A small point, but it should be mentioned. Steiner was something of a master of choral writing—remember the slow, melancholy rendition of “Dixie” in Gone With the Wind behind “the land of Cavaliers and Cotton Fields” frame?—and in Treasure Steiner employs a wordless choir when Howard is treating the little boy.
If not unique among Steiner’s scores, it certainly is a rarity that the main title of Treasure opens without the trademark fanfare that usually accompanies the Warner Bros. shield. Instead, the three-note “Mountain” motif, in a belligerent forte, immediately grabs the listener’s attention. The “Trek” theme, subject to many variations and key changes, plays a large part in the score. Its longest stretch, brilliantly orchestrated by Murray Cutter from Steiner’s detailed instructions, occurs when the prospectors begin their journey, with Howard leading the way through undergrowth and over rocks. This is when Dobbs observes how the old man seems to go without water, how he can climb, that he must be part camel, part goat.
For those who have and enjoy the Warners two-disc set of the film, which includes an extensive and well produced documentary on John Huston, the Naxos complete soundtrack CD is essential, well played by William Stromberg and the Moscow Symphony Orchestra and Chorus.
Treasure was certainly an unexpected film. Some would say it was an anomaly in the waning years of Hollywood’s Golden Age.
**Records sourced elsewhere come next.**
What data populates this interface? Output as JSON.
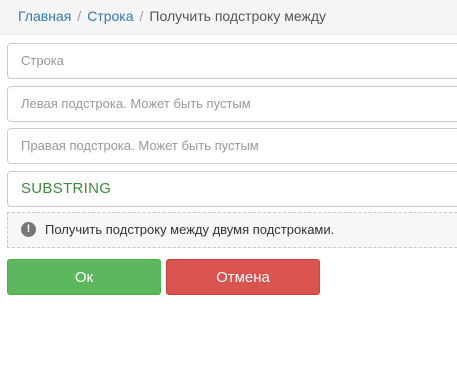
{
  "breadcrumb": {
    "home": "Главная",
    "section": "Строка",
    "current": "Получить подстроку между",
    "separator": "/"
  },
  "form": {
    "string_placeholder": "Строка",
    "left_placeholder": "Левая подстрока. Может быть пустым",
    "right_placeholder": "Правая подстрока. Может быть пустым",
    "result_value": "SUBSTRING"
  },
  "info": {
    "icon": "!",
    "text": "Получить подстроку между двумя подстроками."
  },
  "buttons": {
    "ok": "Ок",
    "cancel": "Отмена"
  },
  "colors": {
    "link": "#337ab7",
    "ok": "#5cb85c",
    "cancel": "#d9534f",
    "result_text": "#3c8a3c"
  }
}
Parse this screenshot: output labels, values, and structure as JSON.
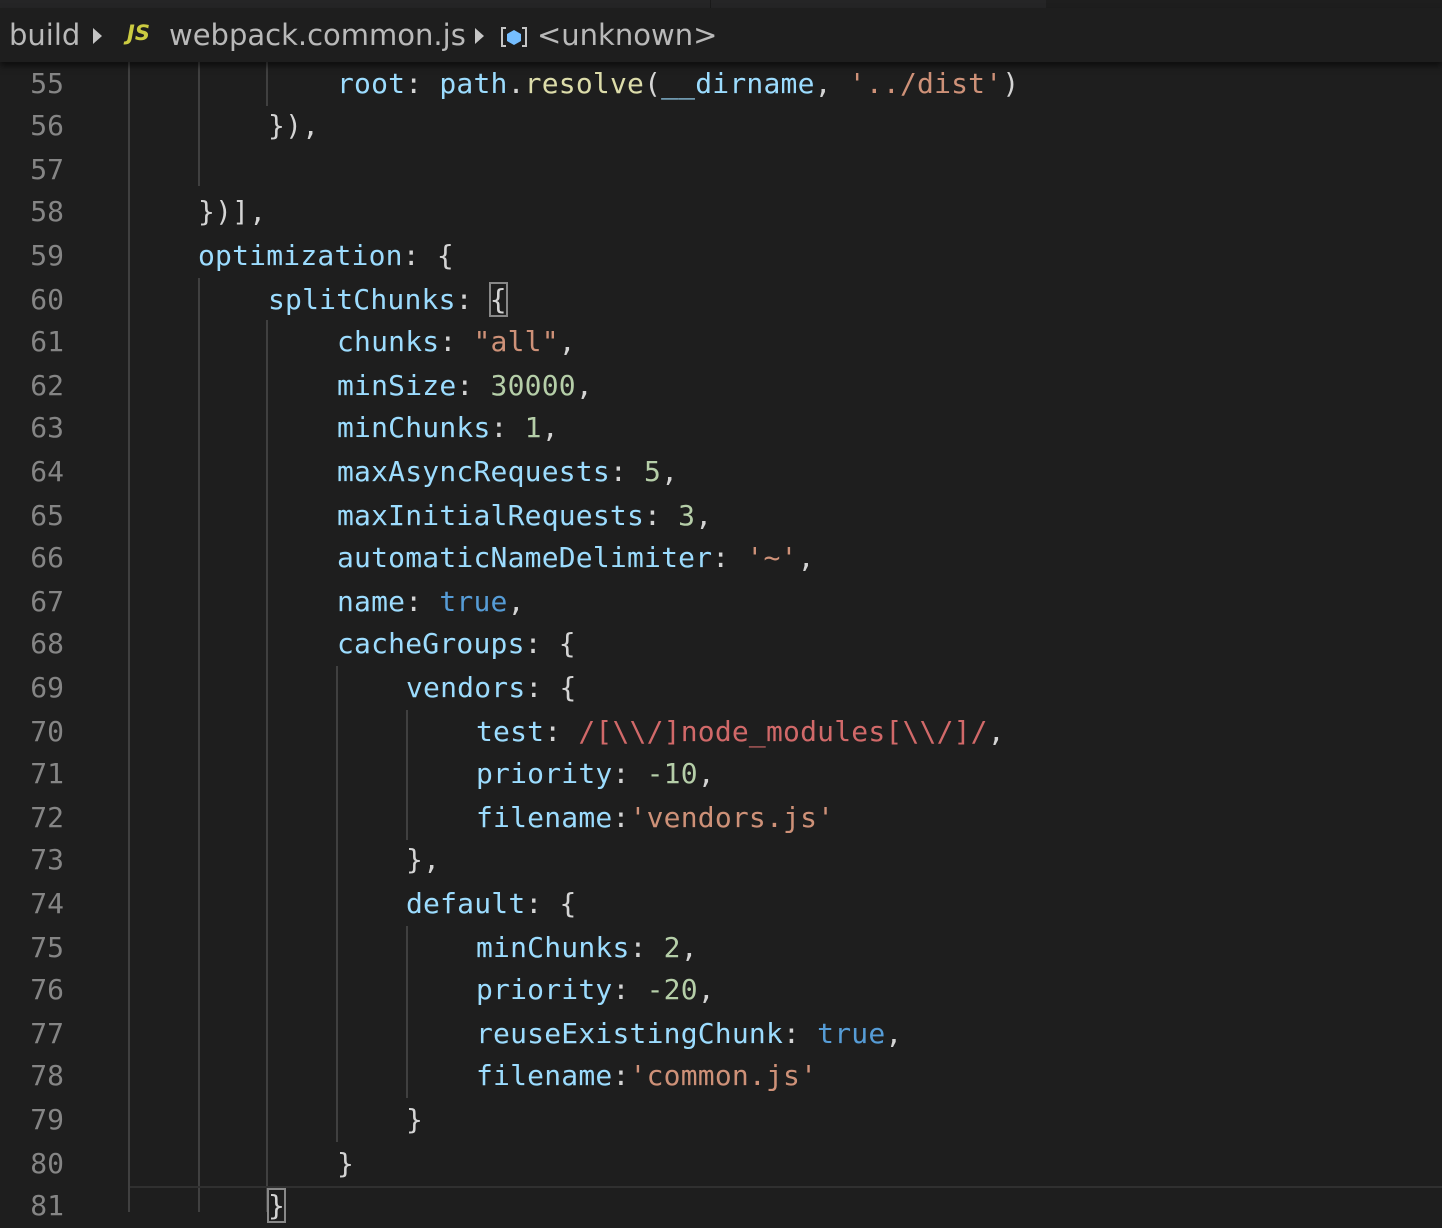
{
  "breadcrumbs": {
    "folder": "build",
    "file_badge": "JS",
    "file": "webpack.common.js",
    "symbol": "<unknown>"
  },
  "colors": {
    "background": "#1e1e1e",
    "line_number": "#858585",
    "property": "#9cdcfe",
    "string": "#ce9178",
    "number": "#b5cea8",
    "keyword": "#569cd6",
    "function": "#dcdcaa",
    "regex": "#d16969",
    "js_badge": "#cbcb41",
    "module_icon": "#75beff"
  },
  "icons": {
    "breadcrumb_separator": "chevron-right-icon",
    "file_type": "javascript-file-icon",
    "symbol": "module-symbol-icon"
  },
  "editor": {
    "lines": [
      {
        "n": "55",
        "code": "root: path.resolve(__dirname, '../dist')"
      },
      {
        "n": "56",
        "code": "}),"
      },
      {
        "n": "57",
        "code": ""
      },
      {
        "n": "58",
        "code": "})],"
      },
      {
        "n": "59",
        "code": "optimization: {"
      },
      {
        "n": "60",
        "code": "splitChunks: {"
      },
      {
        "n": "61",
        "code": "chunks: \"all\","
      },
      {
        "n": "62",
        "code": "minSize: 30000,"
      },
      {
        "n": "63",
        "code": "minChunks: 1,"
      },
      {
        "n": "64",
        "code": "maxAsyncRequests: 5,"
      },
      {
        "n": "65",
        "code": "maxInitialRequests: 3,"
      },
      {
        "n": "66",
        "code": "automaticNameDelimiter: '~',"
      },
      {
        "n": "67",
        "code": "name: true,"
      },
      {
        "n": "68",
        "code": "cacheGroups: {"
      },
      {
        "n": "69",
        "code": "vendors: {"
      },
      {
        "n": "70",
        "code": "test: /[\\\\/]node_modules[\\\\/]/,"
      },
      {
        "n": "71",
        "code": "priority: -10,"
      },
      {
        "n": "72",
        "code": "filename:'vendors.js'"
      },
      {
        "n": "73",
        "code": "},"
      },
      {
        "n": "74",
        "code": "default: {"
      },
      {
        "n": "75",
        "code": "minChunks: 2,"
      },
      {
        "n": "76",
        "code": "priority: -20,"
      },
      {
        "n": "77",
        "code": "reuseExistingChunk: true,"
      },
      {
        "n": "78",
        "code": "filename:'common.js'"
      },
      {
        "n": "79",
        "code": "}"
      },
      {
        "n": "80",
        "code": "}"
      },
      {
        "n": "81",
        "code": "}"
      }
    ]
  }
}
Others would say that that age had already ended, some optimists that it had a few years to go, still others that it lingered in spurts, a picture here, a picture there, the isolated spasms of a dying era.
John Huston had created not only one of the great films of any time, but one of the most disturbing studies of greed, how the malady grows within what seems like normal individuals—whatever “normal” may be—how it possesses its owner, how it can even prove fatal, as it did for Fred C. Dobbs. More vivid, more encompassing, somehow more contagious than even Erich von Stroheim’s 1925 silent film Greed, the Huston movie is amazingly undated and especially pertinent in our time, the last decades of the twentieth century and, now, well into the twenty-first, possibly the supreme age of greed, with no signs of abating.